24. Les portes ouvertes, portes fermées
Dans les scènes du début on ouvre des portes. Ce sont des problématiques: “qui a tué?”, “vont-ils s’aimer?”, et “qui est cette dame en noir qui surgit de temps en temps?”. A la fin il faudra penser à toutes les refermer. “C’est le fils du paysan qui a tué”, “ils vont s’aimer mais cela ne sera pas facile”, et “la dame en noir c’est en fait le fils caché de la concierge déguisé en femme depuis son voyage au Brésil ou il a connu l’enfer et qui recherche l’identité de son vrai père” Bien vérifier qu’il n’y ait pas de portes ouvertes béantes (soudain on ne parle plus de la dame en noir) ni de portes fermées qui n’ont pas été ouvertes (soudain un personnage révèle qui il est, mais on n’en parlait pas au début).
25. L’envoi aux éditeurs
Investir dans la photocopieuse et envoyer son manuscrit à un maximum d’éditeurs. De préférence ceux qui ont des livres qui ressemblent dans leur genre au votre. Pas la peine d’envoyer de la science-fiction à un éditeur de poésie.
26. Les lettres de refus
Les éditeurs reçoivent une centaine de manuscrits par jour. Donc ils ont du mal à distinguer le bon grain de l’ivraie. Ils utilisent pour cela des lecteurs, soit des professeurs de français à la retraite, soit des étudiants, soit des amis qui aiment lire qui leur font ensuite des fiches. Ces gens sont souvent payés pour ce travail mais font aussi parfois cela par passion personnelle. Si les éditeurs vous répondent tous que cela ne leur plaît pas, ce n’est pas définitif. Essayez de savoir pourquoi en les appelant et refaites un manuscrit en tenant compte de leurs remarques. Ou s’il n’y a pas de remarque, refaites quand même un manuscrit en tenant compte de l’avis de vos lecteurs négatifs ou de votre propre évolution. Puis renvoyer, il y a quand même une part de chance en renvoyant au même éditeur vous pouvez finir par tomber sur quelqu’un qui vous comprenne et vous défende dans les comités de lecture (personnellement j’ai renvoyé mon manuscrit pendant 6 ans à tous les éditeurs et j’ai reçu trois lettres de refus de mon éditeur actuel). Le découragement fait partie du mode de sélection.
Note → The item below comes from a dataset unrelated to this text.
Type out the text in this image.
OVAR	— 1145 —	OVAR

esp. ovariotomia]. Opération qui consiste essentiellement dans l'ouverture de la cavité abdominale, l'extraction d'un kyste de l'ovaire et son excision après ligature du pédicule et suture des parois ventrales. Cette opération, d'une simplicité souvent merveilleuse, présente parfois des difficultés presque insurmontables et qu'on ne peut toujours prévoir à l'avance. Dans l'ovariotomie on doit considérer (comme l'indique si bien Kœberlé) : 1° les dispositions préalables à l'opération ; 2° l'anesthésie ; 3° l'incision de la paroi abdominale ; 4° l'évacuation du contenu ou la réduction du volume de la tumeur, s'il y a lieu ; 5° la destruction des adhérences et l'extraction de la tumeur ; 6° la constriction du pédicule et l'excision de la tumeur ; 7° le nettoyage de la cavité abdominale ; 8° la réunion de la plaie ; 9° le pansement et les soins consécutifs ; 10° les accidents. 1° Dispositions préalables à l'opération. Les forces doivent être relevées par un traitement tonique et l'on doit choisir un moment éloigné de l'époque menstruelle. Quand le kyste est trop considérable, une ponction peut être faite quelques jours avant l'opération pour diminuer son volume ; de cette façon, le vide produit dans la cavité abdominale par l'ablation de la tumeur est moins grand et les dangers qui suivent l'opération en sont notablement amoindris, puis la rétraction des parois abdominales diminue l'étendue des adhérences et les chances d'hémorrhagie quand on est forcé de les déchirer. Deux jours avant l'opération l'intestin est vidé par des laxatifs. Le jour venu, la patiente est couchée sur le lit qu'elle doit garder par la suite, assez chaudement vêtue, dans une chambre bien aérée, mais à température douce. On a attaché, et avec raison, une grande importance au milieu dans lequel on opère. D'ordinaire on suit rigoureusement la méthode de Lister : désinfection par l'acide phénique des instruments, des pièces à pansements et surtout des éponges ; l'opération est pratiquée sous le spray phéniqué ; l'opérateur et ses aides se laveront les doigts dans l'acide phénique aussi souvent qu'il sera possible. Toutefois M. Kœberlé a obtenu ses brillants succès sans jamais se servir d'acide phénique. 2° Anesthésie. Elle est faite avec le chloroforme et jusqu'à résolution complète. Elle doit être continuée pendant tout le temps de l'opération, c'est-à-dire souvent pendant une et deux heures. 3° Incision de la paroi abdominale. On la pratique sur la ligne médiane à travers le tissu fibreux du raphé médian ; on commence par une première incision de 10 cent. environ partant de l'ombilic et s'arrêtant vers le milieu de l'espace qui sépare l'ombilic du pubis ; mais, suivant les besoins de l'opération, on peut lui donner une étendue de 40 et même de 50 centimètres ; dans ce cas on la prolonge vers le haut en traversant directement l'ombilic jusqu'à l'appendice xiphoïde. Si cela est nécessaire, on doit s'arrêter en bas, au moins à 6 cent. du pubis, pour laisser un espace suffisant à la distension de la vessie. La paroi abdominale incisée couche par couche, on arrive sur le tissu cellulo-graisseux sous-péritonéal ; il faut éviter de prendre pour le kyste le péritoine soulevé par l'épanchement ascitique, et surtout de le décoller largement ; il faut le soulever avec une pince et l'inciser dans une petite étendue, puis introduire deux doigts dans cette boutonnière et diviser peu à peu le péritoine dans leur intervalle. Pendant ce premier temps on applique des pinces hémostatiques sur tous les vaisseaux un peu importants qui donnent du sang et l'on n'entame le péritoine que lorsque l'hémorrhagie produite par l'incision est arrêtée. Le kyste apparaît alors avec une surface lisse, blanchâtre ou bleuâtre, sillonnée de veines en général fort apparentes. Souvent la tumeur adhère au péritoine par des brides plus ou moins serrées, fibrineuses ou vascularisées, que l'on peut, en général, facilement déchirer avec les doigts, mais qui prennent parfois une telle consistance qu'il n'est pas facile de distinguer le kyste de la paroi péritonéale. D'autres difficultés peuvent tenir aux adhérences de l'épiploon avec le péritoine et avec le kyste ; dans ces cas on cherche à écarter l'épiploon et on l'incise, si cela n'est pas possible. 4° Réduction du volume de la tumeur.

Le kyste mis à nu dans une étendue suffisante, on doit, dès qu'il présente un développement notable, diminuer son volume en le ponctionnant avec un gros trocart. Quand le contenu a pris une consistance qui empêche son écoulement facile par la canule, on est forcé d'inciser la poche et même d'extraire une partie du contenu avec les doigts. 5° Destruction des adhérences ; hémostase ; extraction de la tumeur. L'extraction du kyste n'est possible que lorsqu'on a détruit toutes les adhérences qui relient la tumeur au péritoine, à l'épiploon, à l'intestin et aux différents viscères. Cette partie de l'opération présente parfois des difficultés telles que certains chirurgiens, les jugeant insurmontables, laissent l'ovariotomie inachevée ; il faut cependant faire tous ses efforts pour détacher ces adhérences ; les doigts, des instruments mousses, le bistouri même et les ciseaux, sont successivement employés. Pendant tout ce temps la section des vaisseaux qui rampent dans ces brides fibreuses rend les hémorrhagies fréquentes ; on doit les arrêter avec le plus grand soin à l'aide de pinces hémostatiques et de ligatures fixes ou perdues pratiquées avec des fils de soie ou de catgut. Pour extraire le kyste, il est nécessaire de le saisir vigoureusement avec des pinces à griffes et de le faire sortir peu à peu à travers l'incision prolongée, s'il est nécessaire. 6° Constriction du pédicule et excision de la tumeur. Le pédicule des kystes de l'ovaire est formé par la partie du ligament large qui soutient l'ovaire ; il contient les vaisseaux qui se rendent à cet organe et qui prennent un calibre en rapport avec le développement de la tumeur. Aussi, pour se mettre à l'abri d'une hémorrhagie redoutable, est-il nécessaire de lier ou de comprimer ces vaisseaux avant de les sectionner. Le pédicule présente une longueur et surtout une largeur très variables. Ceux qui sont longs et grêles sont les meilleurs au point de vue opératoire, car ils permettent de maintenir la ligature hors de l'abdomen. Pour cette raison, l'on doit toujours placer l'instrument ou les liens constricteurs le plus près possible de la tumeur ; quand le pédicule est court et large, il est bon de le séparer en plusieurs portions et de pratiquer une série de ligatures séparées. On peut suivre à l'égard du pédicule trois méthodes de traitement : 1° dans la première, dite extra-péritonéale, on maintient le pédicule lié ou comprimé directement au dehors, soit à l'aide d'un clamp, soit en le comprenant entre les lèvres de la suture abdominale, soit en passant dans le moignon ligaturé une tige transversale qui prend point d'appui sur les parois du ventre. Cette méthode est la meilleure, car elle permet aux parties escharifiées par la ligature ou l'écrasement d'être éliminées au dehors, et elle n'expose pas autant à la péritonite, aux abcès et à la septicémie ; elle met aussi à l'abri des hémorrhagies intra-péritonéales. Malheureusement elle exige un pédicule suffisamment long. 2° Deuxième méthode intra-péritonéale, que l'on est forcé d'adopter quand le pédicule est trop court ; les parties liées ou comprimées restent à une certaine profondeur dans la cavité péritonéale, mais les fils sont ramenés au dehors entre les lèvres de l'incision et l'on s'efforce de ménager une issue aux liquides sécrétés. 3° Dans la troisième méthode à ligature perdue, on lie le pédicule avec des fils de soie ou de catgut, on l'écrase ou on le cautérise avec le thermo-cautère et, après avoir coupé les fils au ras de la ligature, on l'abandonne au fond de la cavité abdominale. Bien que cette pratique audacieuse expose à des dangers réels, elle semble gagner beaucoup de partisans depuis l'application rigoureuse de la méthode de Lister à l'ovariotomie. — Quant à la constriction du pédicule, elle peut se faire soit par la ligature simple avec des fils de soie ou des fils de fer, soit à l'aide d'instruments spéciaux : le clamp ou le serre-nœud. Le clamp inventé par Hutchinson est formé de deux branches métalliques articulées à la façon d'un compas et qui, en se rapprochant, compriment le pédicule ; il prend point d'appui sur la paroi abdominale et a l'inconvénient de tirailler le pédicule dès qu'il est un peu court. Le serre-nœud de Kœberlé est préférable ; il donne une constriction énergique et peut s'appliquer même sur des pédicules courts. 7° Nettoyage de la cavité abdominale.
27. Ne pas faire d’édition à compte d’auteur
Si personne n’est prêt à payer pour votre manuscrit c’est peut être parce qu’il n’est pas bon. Cette hypothèse ne doit jamais être oubliée. Tout le monde n’a pas forcément de talent. Et ce n’est pas grave. A la limite tentez la musique. Par contre les éditeurs qui proposent de vous de payer pour vous éditer ne distribuent que peu ou pas votre livre. Vous allez juste vous retrouver avec un tas de bouquins dans votre chambre à distribuer à vos amis. Autant faire vous même vos tirages avec votre ordinateur.